If GitHub Enterprise Server successfully identifies a user from the IdP, but account details such as email address, first name, or last name don't match, the instance overwrites the details with values from the IdP. Any email addresses other than the primary email provisioned by SCIM will also be deleted from the user account.

Supported identity providers

During the private beta, your account team will provide documentation for the configuration of SCIM for GitHub Enterprise Server on a supported IdP.

Prerequisites

  • Vous devez configurer l’authentification SSO SAML pour votre instance GitHub Enterprise Server. Pour plus d’informations, consultez « Configuring SAML single sign-on for your enterprise ».

  • You must allow built-in authentication for users who don't have an account on your IdP. For more information, see "Allowing built-in authentication for users outside your provider."

  • Your IdP must support making SCIM calls to a Service Provider (SP).

  • You must have administrative access on your IdP to configure the application for user provisioning for GitHub Enterprise Server.

Enabling user provisioning for your enterprise

To perform provisioning actions on your instance, you will create a built-in user account and promote the account to an enterprise owner.

After you enable SCIM on a GitHub Enterprise Server instance, all user accounts are suspended. The built-in user account will continue to perform provisioning actions. After you grant a user access to your instance from your IdP, the IdP will communicate with the instance using SCIM to unsuspend the user's account.

  1. Create a built-in user account to perform provisioning actions on your instance. For more information, see "Allowing built-in authentication for users outside your provider."

  2. Promote the dedicated user account to an enterprise owner. For more information, see "Inviter des personnes à gérer votre entreprise."

  3. Sign into your instance as the new enterprise owner.

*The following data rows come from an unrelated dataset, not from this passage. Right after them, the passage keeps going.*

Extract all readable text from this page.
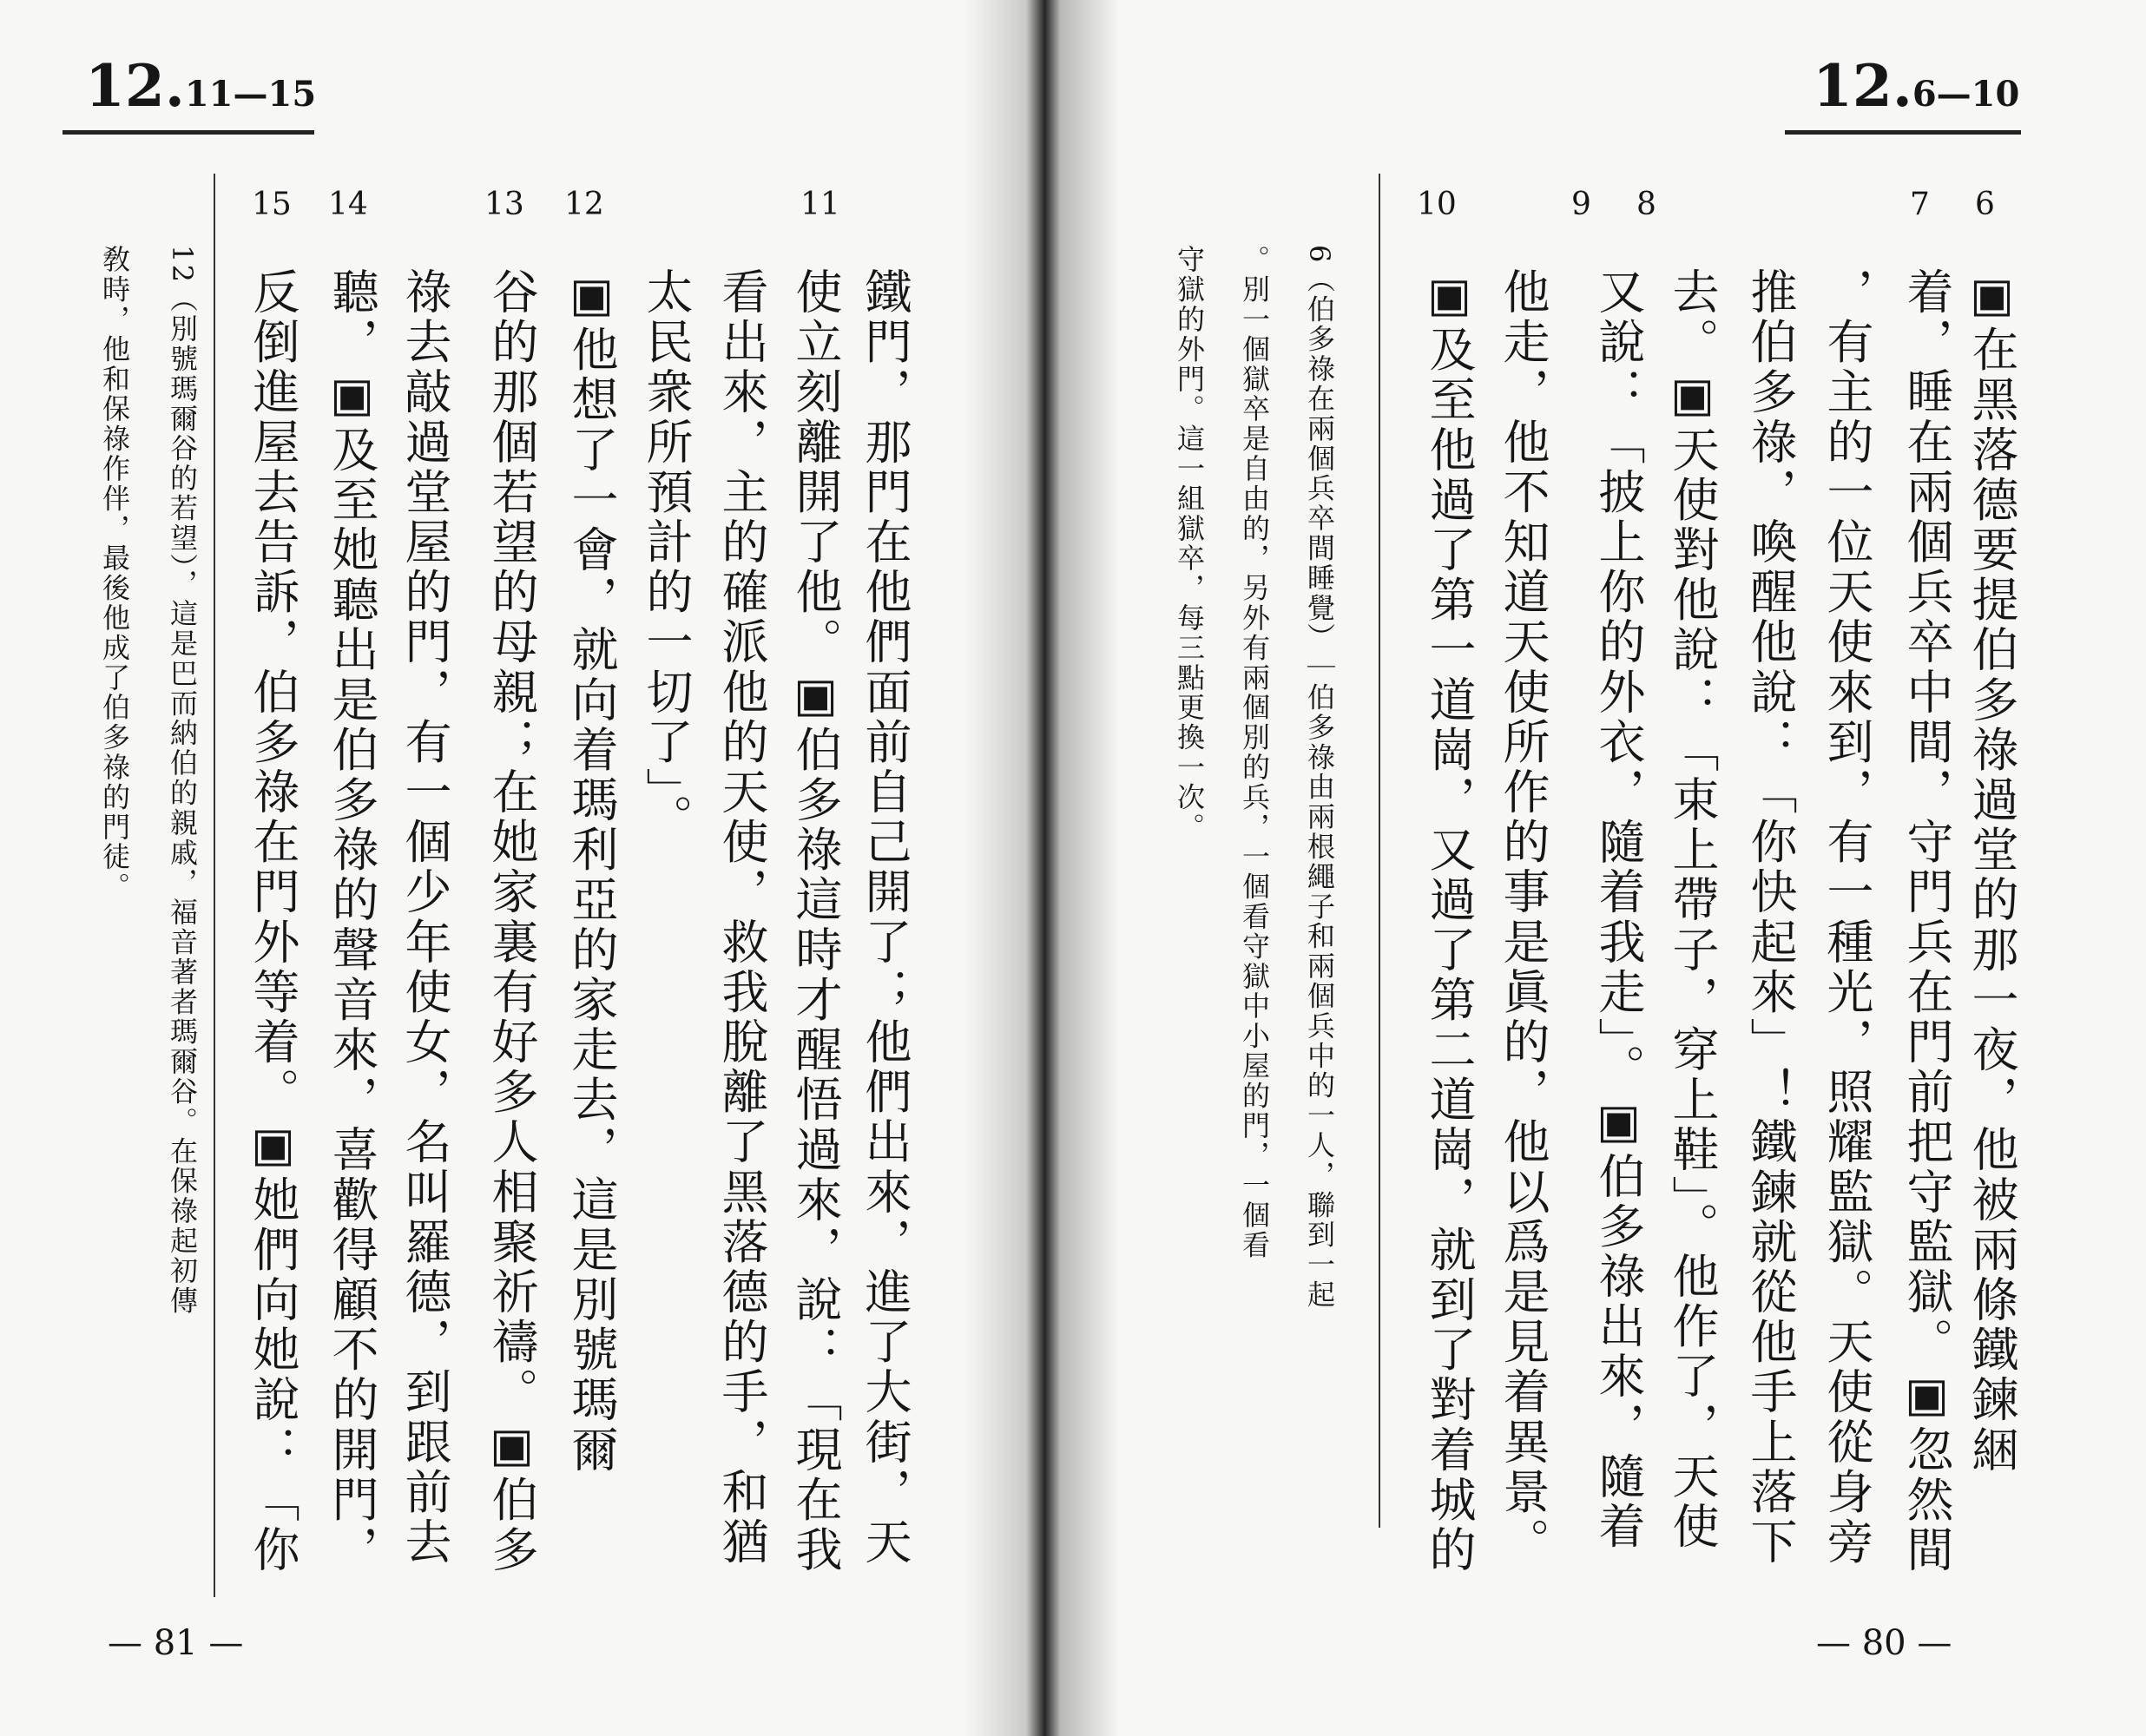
12.11—15
11
12
13
14
15
鐵門，那門在他們面前自己開了；他們出來，進了大街，天
使立刻離開了他。▣伯多祿這時才醒悟過來，說：「現在我
看出來，主的確派他的天使，救我脫離了黑落德的手，和猶
太民衆所預計的一切了」。
▣他想了一會，就向着瑪利亞的家走去，這是別號瑪爾
谷的那個若望的母親；在她家裏有好多人相聚祈禱。▣伯多
祿去敲過堂屋的門，有一個少年使女，名叫羅德，到跟前去
聽，▣及至她聽出是伯多祿的聲音來，喜歡得顧不的開門，
反倒進屋去告訴，伯多祿在門外等着。▣她們向她說：「你
12（別號瑪爾谷的若望），這是巴而納伯的親戚，福音著者瑪爾谷。在保祿起初傳
敎時，他和保祿作伴，最後他成了伯多祿的門徒。
— 81 —
12.6—10
6
7
8
9
10
▣在黑落德要提伯多祿過堂的那一夜，他被兩條鐵鍊綑
着，睡在兩個兵卒中間，守門兵在門前把守監獄。▣忽然間
，有主的一位天使來到，有一種光，照耀監獄。天使從身旁
推伯多祿，喚醒他說：「你快起來」！鐵鍊就從他手上落下
去。▣天使對他說：「束上帶子，穿上鞋」。他作了，天使
又說：「披上你的外衣，隨着我走」。▣伯多祿出來，隨着
他走，他不知道天使所作的事是眞的，他以爲是見着異景。
▣及至他過了第一道崗，又過了第二道崗，就到了對着城的
6（伯多祿在兩個兵卒間睡覺）｜伯多祿由兩根繩子和兩個兵中的一人，聯到一起
。別一個獄卒是自由的，另外有兩個別的兵，一個看守獄中小屋的門，一個看
守獄的外門。這一組獄卒，每三點更換一次。
— 80 —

  4. Create a personal access token (classic) with admin:enterprise scope. Do not specify an expiration date for the personal access token (classic). For more information, see "Gestion de vos jetons d'accès personnels."

    Warning: Ensure that you don't specify an expiration date for the personal access token (classic). If you specify an expiration date, SCIM will no longer function after the expiration date passes.

    Note: You'll need this personal access token to test the SCIM configuration, and to configure the application for SCIM on your IdP. Store the token securely in a password manager until you need the token again later in these instructions.

  5. Connexion SSH à votre instance GitHub Enterprise Server. Si votre instance comprend plusieurs nœuds, par exemple si la haute disponibilité ou la géoréplication sont configurées, connectez-vous via SSH au nœud principal. Si vous utilisez un cluster, vous pouvez vous connecter via SSH à n’importe quel nœud. Remplacez HOSTNAME par le nom d’hôte de votre instance, le nom d’hôte ou l’adresse IP d’un nœud. Pour plus d’informations, consultez « Accès à l’interpréteur de commandes d’administration (SSH) ».

    Shell
    ssh -p 122 admin@HOSTNAME
    
  6. To enable SCIM, run the commands provided to you by your account manager on L’équipe commerciale GitHub.

  7. Attendez la fin de l’exécution de la configuration.

  8. To validate that SCIM is operational, run the following commands. Replace PAT FROM STEP 3 and YOUR INSTANCE'S HOSTNAME with actual values.

    $ GHES_PAT="PAT FROM STEP 3"
    $ GHES_HOSTNAME="YOUR INSTANCE'S HOSTNAME"
    $ curl --location --request GET 'https://$GHES_HOSTNAME/api/v3/scim/v2/Users' \
        --header 'Content-Type: application/scim' \
        --header 'Authorization: Bearer $GHES_PAT'
    

    The command should return an empty array.

  9. Configure user provisioning in the application for GitHub Enterprise Server on your IdP. To request documentation for a supported IdP, contact your account manager on L’équipe commerciale GitHub. If your IdP is unsupported, you must create the application and configure SCIM manually.